Reputation: 3288
For example:
require(RevoScaleR)
# Create a data frame
set.seed(100)
myData = data.frame(x = 1:100, y = rep(c("a", "b", "c", "d"), 25),
z = rnorm(100), w = runif(100))
# Create a multi-block .xdf file from the data frame
inputFile = file.path(tempdir(), "testInput.xdf")
rxDataStep(inData = myData, outFile = inputFile, rowsPerRead = 50,
overwrite = TRUE)
# Square the values in the column "z"; this works fine
rxDataStep(inData = inputFile, outFile = inputFile, overwrite = TRUE,
transforms = list(z = z^2))
# Define a squaring function and try to use it to repeat the previous step:
myFun = function(x) x^2
rxDataStep(inData = inputFile, outFile = inputFile, overwrite = TRUE,
transforms = list(z = myFun(z)))
The final step crashes with the error
Error in transformation function: Error in eval(expr, envir, enclos) : could not find function "myFun"
The documentation for rxDataStep
states that "As with all expressions, transforms ... can be defined outside of the function call using the expression
function." But I have no idea how to implement this advice, and can't find an example. For instance, the following does not work:
myFun = expression(function(x) x^2)
rxDataStep(inData = inputFile, outFile = inputFile, overwrite = TRUE,
transforms = list(z = myFun(z)))
Upvotes: 1
Views: 982
Reputation: 854
You can certainly pass an expression to transform
that was created outside of the function call.
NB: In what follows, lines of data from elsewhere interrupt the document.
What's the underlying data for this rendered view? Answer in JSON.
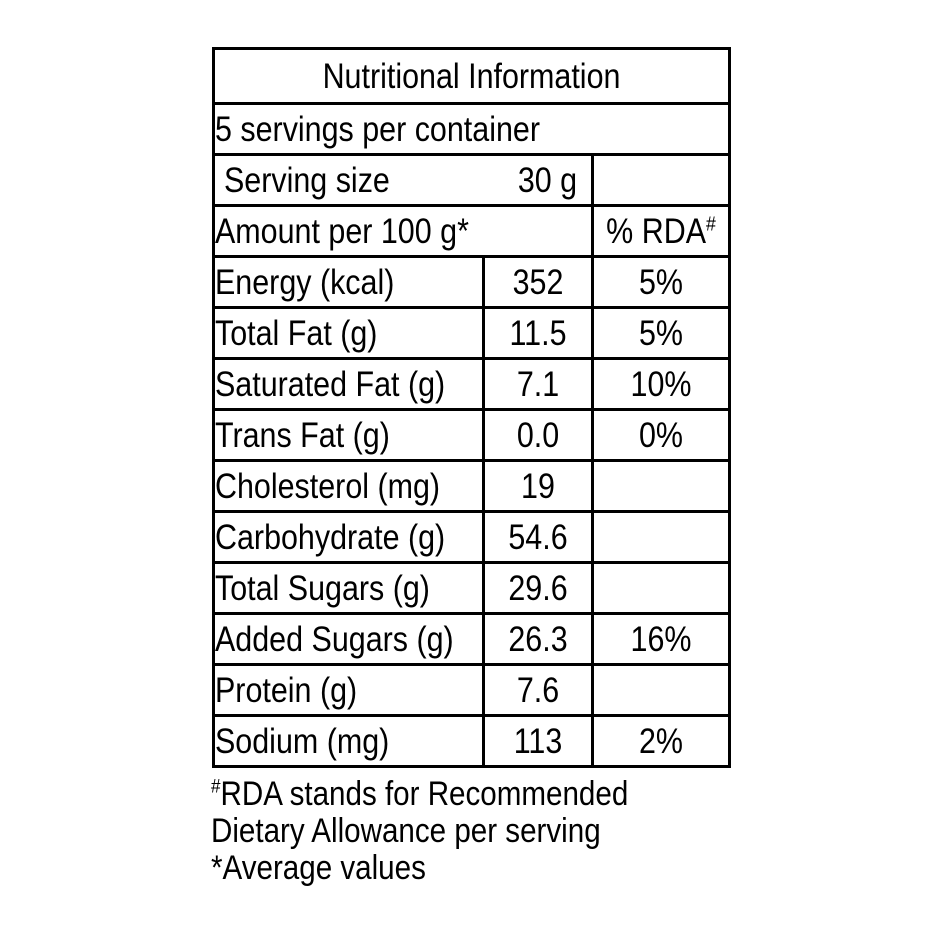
{
  "colors": {
    "text": "#000000",
    "background": "#ffffff",
    "border": "#000000"
  },
  "table": {
    "title": "Nutritional Information",
    "servings_line": "5 servings per container",
    "serving_size_label": "Serving size",
    "serving_size_value": "30 g",
    "amount_header": "Amount per 100 g*",
    "rda_header": "% RDA",
    "rda_header_sup": "#",
    "rows": [
      {
        "label": "Energy (kcal)",
        "value": "352",
        "rda": "5%"
      },
      {
        "label": "Total Fat (g)",
        "value": "11.5",
        "rda": "5%"
      },
      {
        "label": "Saturated Fat (g)",
        "value": "7.1",
        "rda": "10%"
      },
      {
        "label": "Trans Fat (g)",
        "value": "0.0",
        "rda": "0%"
      },
      {
        "label": "Cholesterol (mg)",
        "value": "19",
        "rda": ""
      },
      {
        "label": "Carbohydrate (g)",
        "value": "54.6",
        "rda": ""
      },
      {
        "label": "Total Sugars (g)",
        "value": "29.6",
        "rda": ""
      },
      {
        "label": "Added Sugars (g)",
        "value": "26.3",
        "rda": "16%"
      },
      {
        "label": "Protein (g)",
        "value": "7.6",
        "rda": ""
      },
      {
        "label": "Sodium (mg)",
        "value": "113",
        "rda": "2%"
      }
    ]
  },
  "footnotes": {
    "line1_sup": "#",
    "line1_text": "RDA stands for Recommended",
    "line2_text": "Dietary Allowance per serving",
    "line3_text": "*Average values"
  }
}
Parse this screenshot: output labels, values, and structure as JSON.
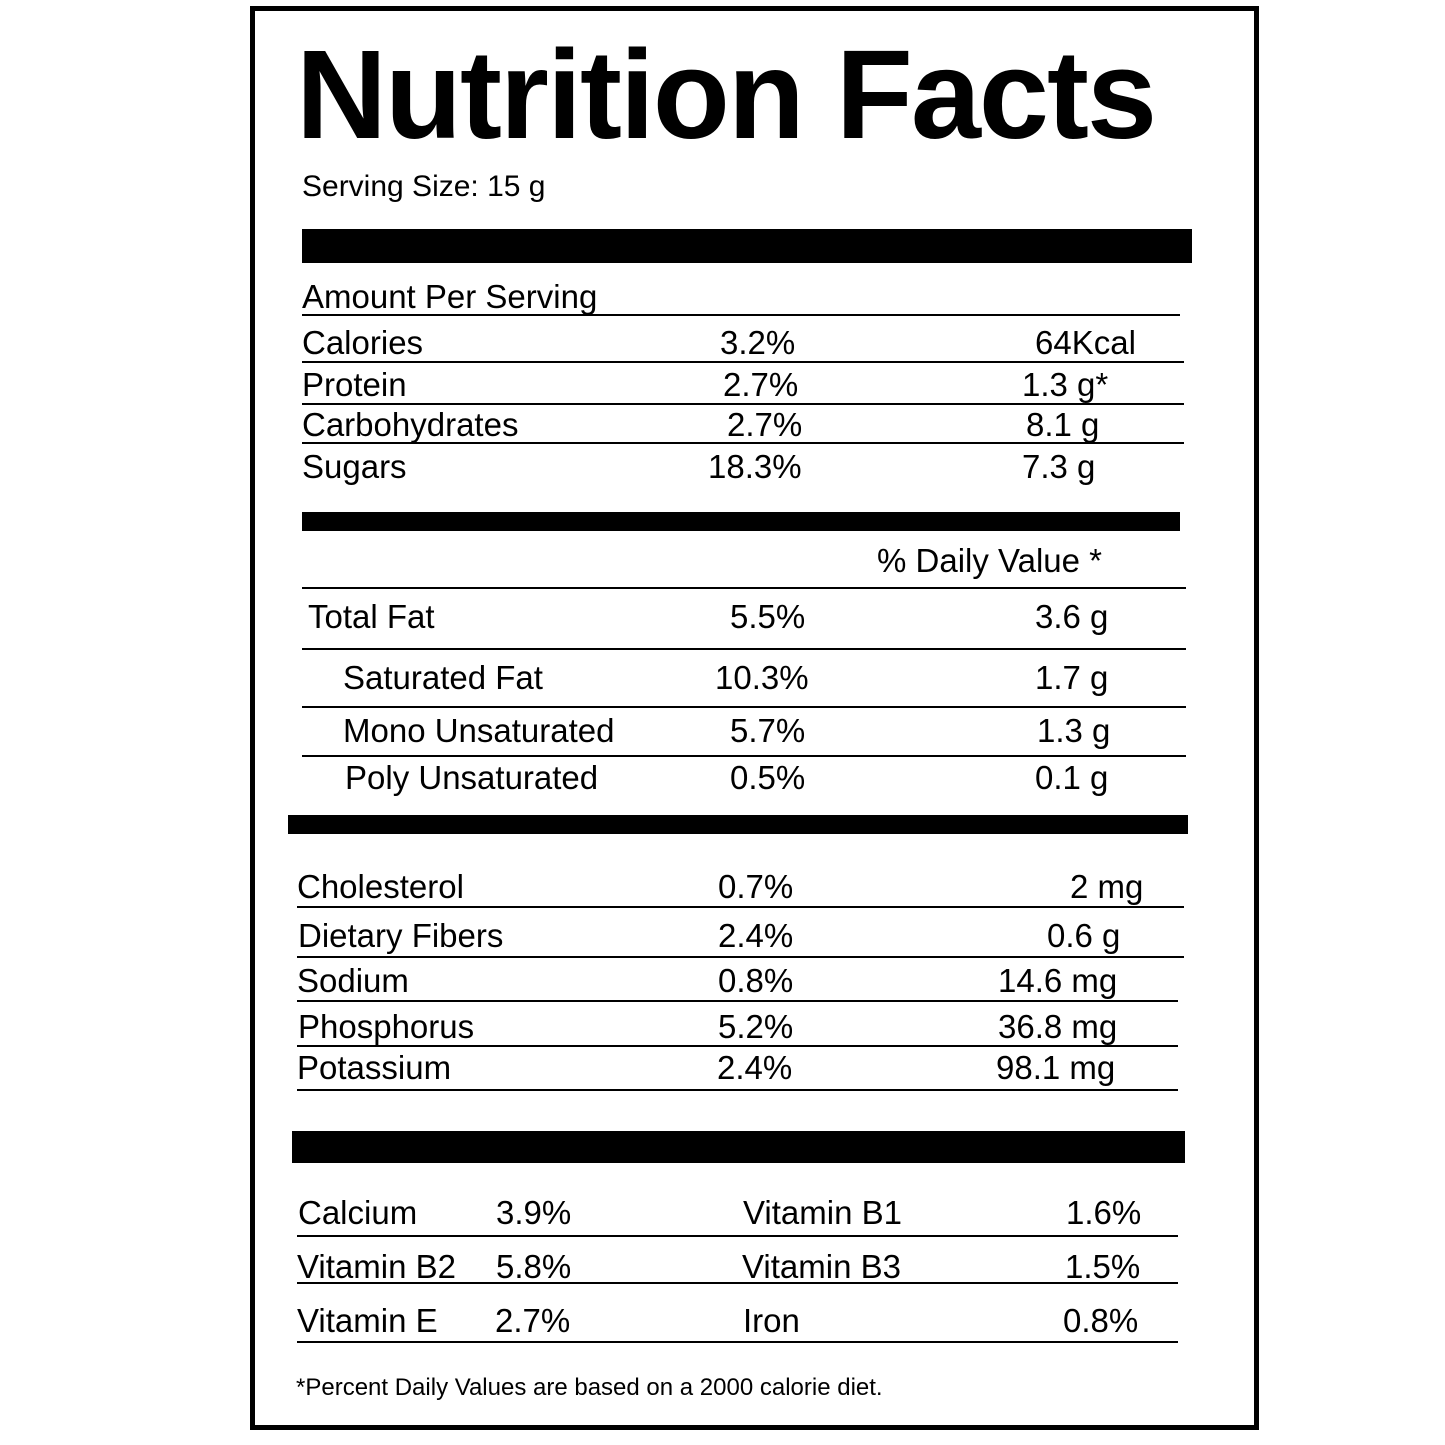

It would look something like this:
myFun <- expression(
list(x2 = x^2,
z2 = z^2))
rxDataStep(inData = inputFile, outFile = inputFile, overwrite = TRUE,
transforms = myFun)
If you want to pass a function as you have in your first example, it would look something like this:
myFun2 <- function(dataList){
dataList$x2 <- dataList$x^2
dataList$z2 <- dataList$z^2
dataList
}
rxDataStep(inData = inputFile, outFile = inputFile, overwrite = TRUE,
transformFunc = myFun2)
Upvotes: 2
Reputation: 3288
No idea why this works!
env <- new.env()
env$myFun <- function(x) x^2
rxDataStep(inData = inputFile, outFile = inputFile, overwrite = TRUE,
transforms = list(z = myFun(z)), transformEnvir=env)
Upvotes: 1